Aug. 2 (Bloomberg) -- Portugal Telecom SGPS SA, Portugal’s biggest telecommunications company, said second-quarter profit fell 17 percent amid a “challenging” domestic economy and currency effects holding back earnings in Brazil.
Net income dropped to 68.8 million euros ($84 million) from 82.3 million euros a year earlier, the Lisbon-based company said today in a statement. Sales fell 9.4 percent to 1.63 billion euros. Profit beat the 63 million-euro average of 12 analyst estimates compiled by Bloomberg, while revenue fell short of the 1.65 billion-euro prediction.

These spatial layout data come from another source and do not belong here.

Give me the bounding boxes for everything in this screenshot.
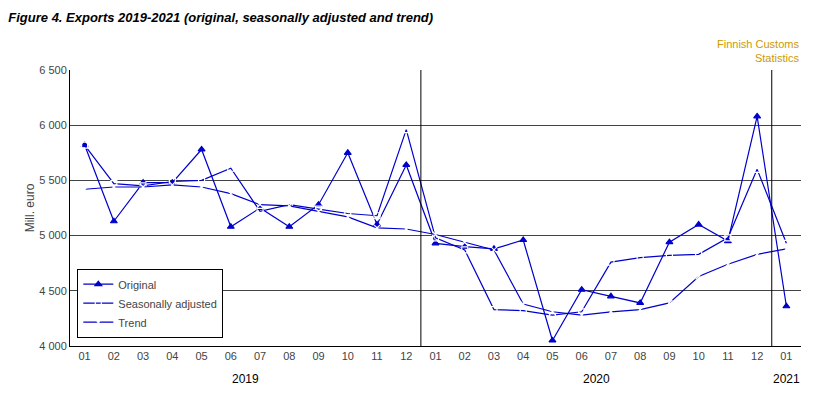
svg-text:07: 07	[605, 350, 617, 362]
svg-text:Seasonally adjusted: Seasonally adjusted	[118, 298, 216, 310]
svg-text:2021: 2021	[773, 372, 800, 386]
svg-text:06: 06	[576, 350, 588, 362]
svg-text:10: 10	[342, 350, 354, 362]
svg-text:Original: Original	[118, 279, 156, 291]
svg-text:5 500: 5 500	[39, 174, 67, 186]
svg-text:04: 04	[166, 350, 178, 362]
svg-text:08: 08	[634, 350, 646, 362]
svg-text:4 000: 4 000	[39, 340, 67, 352]
svg-text:05: 05	[546, 350, 558, 362]
svg-text:Trend: Trend	[118, 317, 146, 329]
svg-text:09: 09	[312, 350, 324, 362]
svg-text:6 000: 6 000	[39, 119, 67, 131]
svg-text:03: 03	[488, 350, 500, 362]
svg-text:4 500: 4 500	[39, 285, 67, 297]
svg-text:Finnish CustomsStatistics: Finnish CustomsStatistics	[717, 38, 799, 64]
svg-text:11: 11	[722, 350, 733, 362]
svg-text:08: 08	[283, 350, 295, 362]
svg-text:6 500: 6 500	[39, 64, 67, 76]
svg-text:02: 02	[459, 350, 471, 362]
svg-text:11: 11	[371, 350, 382, 362]
svg-text:5 000: 5 000	[39, 229, 67, 241]
svg-text:04: 04	[517, 350, 529, 362]
svg-text:12: 12	[400, 350, 412, 362]
svg-text:01: 01	[429, 350, 441, 362]
svg-text:03: 03	[137, 350, 149, 362]
svg-text:12: 12	[751, 350, 763, 362]
svg-text:06: 06	[225, 350, 237, 362]
svg-text:01: 01	[780, 350, 792, 362]
svg-text:05: 05	[195, 350, 207, 362]
svg-text:09: 09	[663, 350, 675, 362]
svg-text:10: 10	[693, 350, 705, 362]
svg-text:02: 02	[108, 350, 120, 362]
svg-text:Mill. euro: Mill. euro	[23, 183, 37, 232]
svg-text:Figure 4. Exports 2019-2021 (o: Figure 4. Exports 2019-2021 (original, s…	[8, 10, 433, 25]
svg-text:01: 01	[78, 350, 90, 362]
svg-text:2020: 2020	[583, 372, 610, 386]
svg-text:07: 07	[254, 350, 266, 362]
svg-text:2019: 2019	[232, 372, 259, 386]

The former state monopoly is betting on its Brazilian unit to counter falling sales in Portugal, which is mired in a recession for a second consecutive year after a bailout in 2011. Portugal Telecom bought a stake in Brazilian operator Telemar Norte Leste SA, also known as Oi, in March 2011. Revenue at Oi fell 9.4 percent, and earnings before interest, taxes, depreciation and amortization dropped 22 percent.
“The slow progress being made on corporate restructuring in Brazil delays any eventual turnaround in that business and raises further questions on the ability of PT to pay its dividend,” Robin Bienenstock, a London-based analyst at Sanford C. Bernstein Ltd., said today in a note to clients.

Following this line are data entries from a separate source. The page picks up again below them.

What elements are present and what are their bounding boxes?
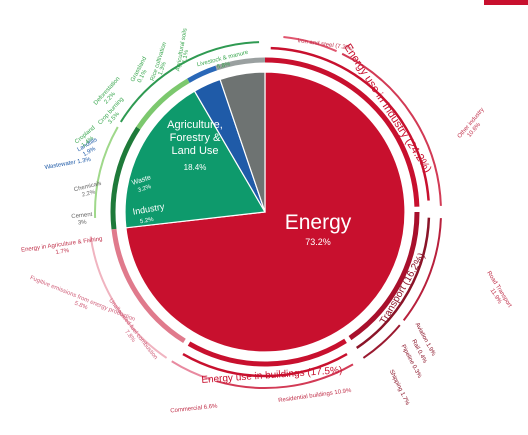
- pie-slice-industry: [219, 71, 266, 213]
- subsector-arc: [402, 218, 442, 321]
- subsector-label-agricultural-soils: Agricultural soils: [175, 28, 188, 72]
- waste-ring-segment: [187, 65, 218, 83]
- subsector-label-agricultural-soils-value: 4.1%: [182, 49, 190, 64]
- legend-swatch-energy: [484, 0, 528, 5]
- slice-label-agriculture: Land Use: [171, 145, 218, 157]
- subsector-arc: [89, 236, 168, 359]
- group-arc: [356, 217, 431, 349]
- agri-ring-segment: [136, 78, 190, 130]
- industry-ring-segment: [215, 57, 266, 71]
- subsector-label-fugitive-emissions-from-energy-production: Fugitive emissions from energy productio…: [29, 275, 136, 323]
- agri-outer-arc: [119, 41, 260, 123]
- slice-value-energy: 73.2%: [305, 237, 331, 247]
- subsector-arc: [362, 324, 401, 359]
- subsector-label-rice-cultivation: Rice cultivation: [150, 42, 168, 82]
- subsector-arc: [283, 35, 337, 53]
- subsector-label-fugitive-emissions-from-energy-production-value: 5.8%: [73, 301, 89, 312]
- energy-ring-segment: [348, 211, 420, 341]
- energy-ring-segment: [264, 57, 420, 207]
- agri-ring-segment: [110, 126, 141, 230]
- slice-value-industry: 5.2%: [140, 217, 155, 225]
- subsector-label-livestock-manure-value: 5.8%: [216, 61, 231, 70]
- agri-outer-arc: [94, 126, 119, 218]
- subsector-arc: [171, 360, 211, 381]
- subsector-label-chemicals-value: 2.2%: [81, 189, 96, 198]
- subsector-label-cement-value: 3%: [78, 219, 88, 226]
- slice-label-agriculture: Agriculture,: [167, 119, 223, 131]
- slice-value-agriculture: 18.4%: [184, 163, 207, 172]
- subsector-label-residential-buildings: Residential buildings 10.9%: [278, 388, 352, 404]
- subsector-arc: [216, 363, 354, 389]
- group-arc: [270, 46, 430, 201]
- subsector-label-unallocated-fuel-combustion: Unallocated fuel combustion: [107, 298, 158, 361]
- group-label-buildings: Energy use in buildings (17.5%): [201, 365, 343, 386]
- subsector-label-commercial: Commercial 6.6%: [170, 403, 218, 414]
- subsector-label-iron-and-steel-7-2: Iron and steel (7.2%): [297, 38, 353, 52]
- pie-slice-agriculture-forestry-land-use: [124, 90, 266, 229]
- slice-value-waste: 3.2%: [137, 184, 152, 194]
- slice-label-energy: Energy: [285, 211, 352, 234]
- subsector-label-shipping: Shipping 1.7%: [388, 369, 411, 407]
- energy-ring-segment: [111, 228, 186, 344]
- energy-ring-segment: [187, 338, 347, 367]
- subsector-arc: [341, 52, 442, 206]
- subsector-label-wastewater: Wastewater 1.3%: [44, 157, 92, 171]
- subsector-label-energy-in-agriculture-fishing-value: 1.7%: [55, 248, 70, 256]
- subsector-label-cement: Cement: [71, 212, 93, 220]
- slice-label-agriculture: Forestry &: [170, 132, 221, 144]
- group-arc: [182, 352, 348, 378]
- subsector-label-rice-cultivation-value: 1.3%: [158, 61, 168, 76]
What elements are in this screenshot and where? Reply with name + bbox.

Portugal Telecom fell as much as 2.61 percent to 3.28 euros, the lowest intraday price since July 27, and was trading down 1.8 percent at 12 p.m. in Lisbon, valuing the company at 2.97 billion euros. The stock’s price is also tied to investors’ expectations for Portugal’s economy and government performance amid the debt crisis, Bienenstock said.